Thomas D. Dee II Graduate Fellow, English, 2020-21
A.B., English, Princeton University
MPhil., Criticism and Culture, Cambridge University
Rachel Heise Bolten

Rachel Heise Bolten is a doctoral candidate in English at Stanford University. Her research interests include American literary and visual culture, history of science and technology, and environmental humanities.
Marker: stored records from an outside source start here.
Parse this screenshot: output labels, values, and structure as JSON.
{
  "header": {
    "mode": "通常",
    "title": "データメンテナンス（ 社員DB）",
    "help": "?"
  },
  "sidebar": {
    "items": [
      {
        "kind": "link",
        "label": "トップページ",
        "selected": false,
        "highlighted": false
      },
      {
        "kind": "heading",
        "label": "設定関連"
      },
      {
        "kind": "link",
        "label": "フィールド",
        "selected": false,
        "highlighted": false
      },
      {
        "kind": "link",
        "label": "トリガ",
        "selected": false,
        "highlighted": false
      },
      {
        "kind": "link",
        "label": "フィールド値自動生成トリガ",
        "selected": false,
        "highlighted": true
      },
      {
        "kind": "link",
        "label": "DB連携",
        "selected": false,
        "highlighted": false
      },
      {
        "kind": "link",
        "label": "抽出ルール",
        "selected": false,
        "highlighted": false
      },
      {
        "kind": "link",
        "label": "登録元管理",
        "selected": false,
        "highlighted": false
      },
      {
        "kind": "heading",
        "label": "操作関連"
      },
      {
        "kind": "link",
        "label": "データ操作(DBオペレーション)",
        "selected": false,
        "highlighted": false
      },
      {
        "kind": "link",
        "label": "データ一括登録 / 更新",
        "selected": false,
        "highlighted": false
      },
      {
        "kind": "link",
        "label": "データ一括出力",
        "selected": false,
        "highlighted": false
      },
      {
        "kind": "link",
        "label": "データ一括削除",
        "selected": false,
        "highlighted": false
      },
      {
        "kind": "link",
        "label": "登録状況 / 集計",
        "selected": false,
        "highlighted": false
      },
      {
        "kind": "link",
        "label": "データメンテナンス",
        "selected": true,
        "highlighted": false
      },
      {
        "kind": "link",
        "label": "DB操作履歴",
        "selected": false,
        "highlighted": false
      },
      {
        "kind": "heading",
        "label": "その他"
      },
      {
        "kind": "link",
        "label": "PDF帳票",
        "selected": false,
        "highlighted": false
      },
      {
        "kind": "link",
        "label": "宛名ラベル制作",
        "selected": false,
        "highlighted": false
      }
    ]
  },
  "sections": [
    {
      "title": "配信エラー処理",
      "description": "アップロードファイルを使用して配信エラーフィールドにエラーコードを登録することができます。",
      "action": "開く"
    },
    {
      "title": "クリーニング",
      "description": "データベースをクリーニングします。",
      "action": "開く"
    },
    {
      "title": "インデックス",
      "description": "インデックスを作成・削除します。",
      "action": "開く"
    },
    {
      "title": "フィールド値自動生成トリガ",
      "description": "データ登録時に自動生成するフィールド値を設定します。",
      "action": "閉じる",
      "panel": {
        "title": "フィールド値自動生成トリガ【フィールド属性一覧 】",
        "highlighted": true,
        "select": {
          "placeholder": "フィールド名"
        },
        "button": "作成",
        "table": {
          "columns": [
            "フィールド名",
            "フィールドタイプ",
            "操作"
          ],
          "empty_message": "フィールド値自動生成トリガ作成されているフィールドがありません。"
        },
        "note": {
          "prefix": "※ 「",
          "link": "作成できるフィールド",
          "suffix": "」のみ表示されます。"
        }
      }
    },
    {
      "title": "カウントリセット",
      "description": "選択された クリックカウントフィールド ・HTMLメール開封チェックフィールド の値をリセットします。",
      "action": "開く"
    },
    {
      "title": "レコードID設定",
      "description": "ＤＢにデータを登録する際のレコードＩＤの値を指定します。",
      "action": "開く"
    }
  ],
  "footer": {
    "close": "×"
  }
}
Her dissertation, “To Describe America, 1835-1967,” explores a long century of American description, and brings together writers and artists whose work becomes an urgent attempt to capture fleeting experience and fragile object-life amid environmental and social loss, and to articulate frontiers—imperial boundaries, the limits of scientific or sociological knowledge—categories and qualities that coalesce in the American West. Beginning with Audubon and the painter George Catlin, her project moves through time—and across genres—to reveal a diversity of descriptive practice, and its response to an evolving national identity and sense of place. From photographs made for the United States Geological Survey or railroad corporations, to souvenirs from the 1904 Louisiana Purchase Exposition, to the founding of Mount Wilson Observatory in Pasadena, she uses close reading and close looking to give greater texture to a history of American description, in which description of the West, a regional imaginary, plays a primary role.

Rachel received her MPhil in Criticism & Culture from Cambridge University, and holds an AB in English with a certificate in American Studies from Princeton University. Her writing has appeared in The Nation and Bookforum.